In April 2019, more than 856,000 people visited Hawaii and spent $US1.33 billion, statistics from the tourism authority show. In April 2020, a little over 3,000 visitors have come to the islands.

Tourism in Hawaii has taken a bigger hit in the pandemic than in any other US state, partially because the economy is so reliant on the travel industry, according to a new report from WalletHub.

Maui Rental Car Idle
A sugar cane field turned parking lot for unused rental cars. Matthew Thayer/Maui News

The steep drop in tourism has resulted in surreal scenes like those captured by Maui News photojournalist Matthew Thayer, who shot a series of hundreds of unused rental cars lined up in sugar cane fields on the island of Maui.

Despite the consequences, the state is begging people to stay away during the coronavirus lockdown.

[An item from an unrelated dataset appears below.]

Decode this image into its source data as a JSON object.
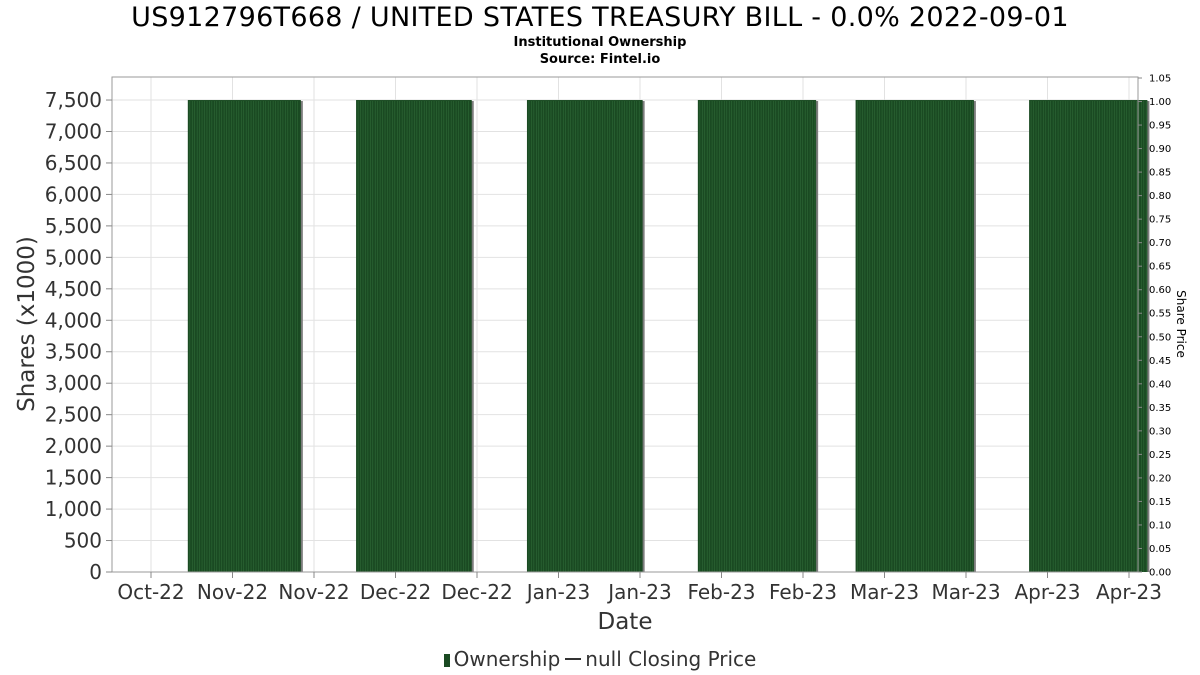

John Monahan, president of the Hawaii Visitors and Convention Bureau, sent a letter to several media outlets asking them not to promote travel to Hawaii, according to CNN.

“Our greatest fear is that this unprecedented pandemic will overwhelm our health care system for locals and visitors alike,” Monahan wrote. “… It is our responsibility to ensure the safety of visitors and residents alike, and therefore request that anything written about Hawai’i strongly discourages travellers from visiting Hawai’i until otherwise directed by our state officials.”